Google’s Pentagon deal blindsided its own AI researchers
Some employees are speaking out over the agreement allowing “all lawful use” of Google’s AI technologies

On Monday, Google signed a deal letting the Pentagon use its AI models on classified work, for “any lawful governmental purpose” — the same terms OpenAI and xAI agreed to earlier this year. Anthropic refused in February, sparking a supply chain risk designation and months-long legal battle.
The announcement came as a complete surprise to Google employees, especially as, according to one DeepMind researcher, senior management had repeatedly insisted Google wouldn’t cave to the Pentagon’s demands, and urged employees to trust that leadership would make the right call.
Many employees have spent months begging company leadership to follow Anthropic’s lead. Over 100 urged Jeff Dean, chief scientist at DeepMind and Google Research, to refuse any military deal that crosses basic red lines around domestic mass surveillance and autonomous weapons. Earlier this week, more than 600 Google employees signed a letter to CEO Sundar Pichai protesting the company’s ongoing negotiations with the Department of Defense.
But Google didn’t even alert its workers when the deal was signed — they had to find out by passing news stories around group chats. The closest thing to an announcement was an innocuous note from Kent Walker, Google’s president of global affairs, buried in the middle of a standard internal newsletter sent on Monday. It shared that the company “strongly support[s] the consensus that has emerged in the field regarding lawful use of AI,” but didn’t mention that a deal would be made.
After The Information broke the news, Pichai and Dean remained silent — though both tweeted to celebrate Google Translate’s 20th anniversary the same day.
Some AI researchers did publicly express their deep frustration with the contract. While it technically states that Google’s AI models are “not intended for, and should not be used for, domestic mass surveillance or autonomous weapons (including target selection) without appropriate human oversight and control,” it also explicitly “does not confer any right to control or veto lawful Government operational decision-making.”
The wording suggests that Google has little if any ability to stop the Pentagon from using its AI tools for the most controversial activities that lab employees, and many more outside AI, strongly object to. As Institute for Law and AI senior researcher Charlie Bullock put it on X: “’Should not be used for’ is not the same as ’shall not’ or ’will not’ be used for. ’Should not’ imposes no enforceable obligation on the Pentagon.”
He added: “While OpenAI claimed that they had technical safeguards that would prevent their models from being used to cross red lines, Google’s contract appears to obligate Google to remove any technical safeguards that are preventing DoW from accomplishing some lawful purpose. Domestic mass surveillance and autonomous targeting can both be lawful under some circumstances.”
Some DeepMind employees have spoken out publicly. “The contract includes some meaningless weasel words to allow for PR spin, but it seems so blatantly stupid, readers should feel insulted by it (I do),” tweeted Andreas Kirsch, a research scientist at DeepMind.
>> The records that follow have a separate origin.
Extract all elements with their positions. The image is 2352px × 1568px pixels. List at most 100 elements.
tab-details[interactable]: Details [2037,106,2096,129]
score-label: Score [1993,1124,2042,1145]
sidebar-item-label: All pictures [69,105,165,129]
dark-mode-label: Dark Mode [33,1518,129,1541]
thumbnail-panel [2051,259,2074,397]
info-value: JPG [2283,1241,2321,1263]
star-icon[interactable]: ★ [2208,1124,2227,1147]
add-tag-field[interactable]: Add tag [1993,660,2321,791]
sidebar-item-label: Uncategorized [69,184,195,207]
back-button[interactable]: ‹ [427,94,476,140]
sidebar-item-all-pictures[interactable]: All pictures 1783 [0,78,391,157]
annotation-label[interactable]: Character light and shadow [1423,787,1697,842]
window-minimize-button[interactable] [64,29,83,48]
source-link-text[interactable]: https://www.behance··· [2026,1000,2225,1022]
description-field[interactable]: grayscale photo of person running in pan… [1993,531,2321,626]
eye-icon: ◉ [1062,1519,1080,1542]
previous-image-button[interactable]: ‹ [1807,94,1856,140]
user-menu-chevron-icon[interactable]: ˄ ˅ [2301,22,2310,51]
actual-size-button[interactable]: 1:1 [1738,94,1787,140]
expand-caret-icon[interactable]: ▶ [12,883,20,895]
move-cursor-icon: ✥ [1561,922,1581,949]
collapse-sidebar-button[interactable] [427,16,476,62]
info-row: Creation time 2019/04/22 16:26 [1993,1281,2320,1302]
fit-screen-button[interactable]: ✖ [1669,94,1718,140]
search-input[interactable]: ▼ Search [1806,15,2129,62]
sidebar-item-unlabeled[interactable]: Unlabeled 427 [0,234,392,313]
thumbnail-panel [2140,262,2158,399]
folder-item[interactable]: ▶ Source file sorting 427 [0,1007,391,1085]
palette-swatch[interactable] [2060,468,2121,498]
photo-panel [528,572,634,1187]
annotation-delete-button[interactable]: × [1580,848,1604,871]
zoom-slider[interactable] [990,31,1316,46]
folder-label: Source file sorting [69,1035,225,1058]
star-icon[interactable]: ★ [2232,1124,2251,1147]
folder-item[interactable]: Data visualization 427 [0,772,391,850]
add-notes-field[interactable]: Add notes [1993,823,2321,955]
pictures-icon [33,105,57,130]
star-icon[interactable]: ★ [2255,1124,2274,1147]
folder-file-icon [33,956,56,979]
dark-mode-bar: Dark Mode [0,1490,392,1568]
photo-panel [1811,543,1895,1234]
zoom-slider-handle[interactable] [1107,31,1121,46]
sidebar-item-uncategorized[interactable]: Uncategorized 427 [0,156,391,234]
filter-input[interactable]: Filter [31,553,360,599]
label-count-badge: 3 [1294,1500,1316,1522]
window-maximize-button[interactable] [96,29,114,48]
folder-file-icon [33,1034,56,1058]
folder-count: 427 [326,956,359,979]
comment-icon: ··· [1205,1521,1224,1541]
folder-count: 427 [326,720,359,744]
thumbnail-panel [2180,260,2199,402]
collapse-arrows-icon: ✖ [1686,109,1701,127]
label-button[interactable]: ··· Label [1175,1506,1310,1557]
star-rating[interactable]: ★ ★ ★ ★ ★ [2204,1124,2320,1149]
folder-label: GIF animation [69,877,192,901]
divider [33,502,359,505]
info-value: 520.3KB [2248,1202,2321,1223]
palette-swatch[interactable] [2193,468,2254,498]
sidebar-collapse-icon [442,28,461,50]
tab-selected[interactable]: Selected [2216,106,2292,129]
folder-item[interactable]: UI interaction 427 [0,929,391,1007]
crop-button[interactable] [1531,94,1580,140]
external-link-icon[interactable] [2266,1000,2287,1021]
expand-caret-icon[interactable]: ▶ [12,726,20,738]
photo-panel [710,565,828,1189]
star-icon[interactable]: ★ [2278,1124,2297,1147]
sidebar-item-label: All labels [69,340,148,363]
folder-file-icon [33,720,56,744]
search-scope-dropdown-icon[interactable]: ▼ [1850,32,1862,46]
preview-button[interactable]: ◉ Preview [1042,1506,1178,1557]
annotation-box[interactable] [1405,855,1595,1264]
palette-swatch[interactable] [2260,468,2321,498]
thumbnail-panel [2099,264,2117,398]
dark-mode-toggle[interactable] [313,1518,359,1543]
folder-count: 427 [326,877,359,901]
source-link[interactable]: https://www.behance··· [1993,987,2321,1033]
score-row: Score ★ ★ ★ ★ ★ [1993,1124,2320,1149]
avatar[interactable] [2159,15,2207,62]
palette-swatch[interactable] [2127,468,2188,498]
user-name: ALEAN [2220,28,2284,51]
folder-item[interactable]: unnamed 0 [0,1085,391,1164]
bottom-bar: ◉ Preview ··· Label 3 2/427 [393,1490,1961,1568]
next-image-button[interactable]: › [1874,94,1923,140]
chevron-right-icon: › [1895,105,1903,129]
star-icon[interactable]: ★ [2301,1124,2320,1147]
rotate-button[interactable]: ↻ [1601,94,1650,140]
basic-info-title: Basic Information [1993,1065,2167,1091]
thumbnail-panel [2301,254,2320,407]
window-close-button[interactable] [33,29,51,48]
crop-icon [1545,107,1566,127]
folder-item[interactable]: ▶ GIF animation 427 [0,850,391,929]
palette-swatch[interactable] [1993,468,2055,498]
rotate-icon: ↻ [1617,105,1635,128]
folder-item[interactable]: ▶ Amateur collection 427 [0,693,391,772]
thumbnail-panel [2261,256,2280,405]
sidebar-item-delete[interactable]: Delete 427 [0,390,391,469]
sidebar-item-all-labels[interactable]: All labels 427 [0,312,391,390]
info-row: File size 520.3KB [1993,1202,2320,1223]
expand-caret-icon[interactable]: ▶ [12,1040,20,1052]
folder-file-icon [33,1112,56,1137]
In the words of another research scientist, Alex Turner: “If OpenAI offered a fig leaf, Google said ‘imagine we offered a fig leaf.’”
The lack of comment from Google management comes even though some have been publicly critical of exactly this kind of deal. At the end of February in the midst of Anthropic’s Pentagon drama, Dean tweeted: “Mass surveillance violates the Fourth Amendment and has a chilling effect on freedom of expression. Surveillance systems are prone to misuse for political or discriminatory purposes.”
Google has a mixed track record of responding to employee outrage at how its products are deployed. In 2018, workers successfully convinced the company to pull out of Project Maven, which uses AI to analyze and act on drone surveillance footage. This work was eventually picked up by Palantir and other contractors — including, until recently, Anthropic.
But in the years since, being “woke” fell out of vogue, and, like many large corporations, Google began cracking down on activism. When in 2024 employees protested against Project Nimbus, a $1.2b contract supporting Israeli surveillance and military operations in Gaza and the West Bank, over two dozen of them were unapologetically fired.
This latest deal with the Pentagon provides another test of how much employees at the company, and in particular those working at AI labs, can influence how their work is put to use.
“I feel sorry for our comms teams. There are no excuses to explain this away,” Kirsch tweeted. “I do not understand how this is ‘doing the right thing,’ and I think this violates ‘don’t be evil’ quite clearly on many levels. I personally feel incredibly ashamed right now to be Senior Research Scientist at Google DeepMind and I wonder how I’m supposed to do my work today.”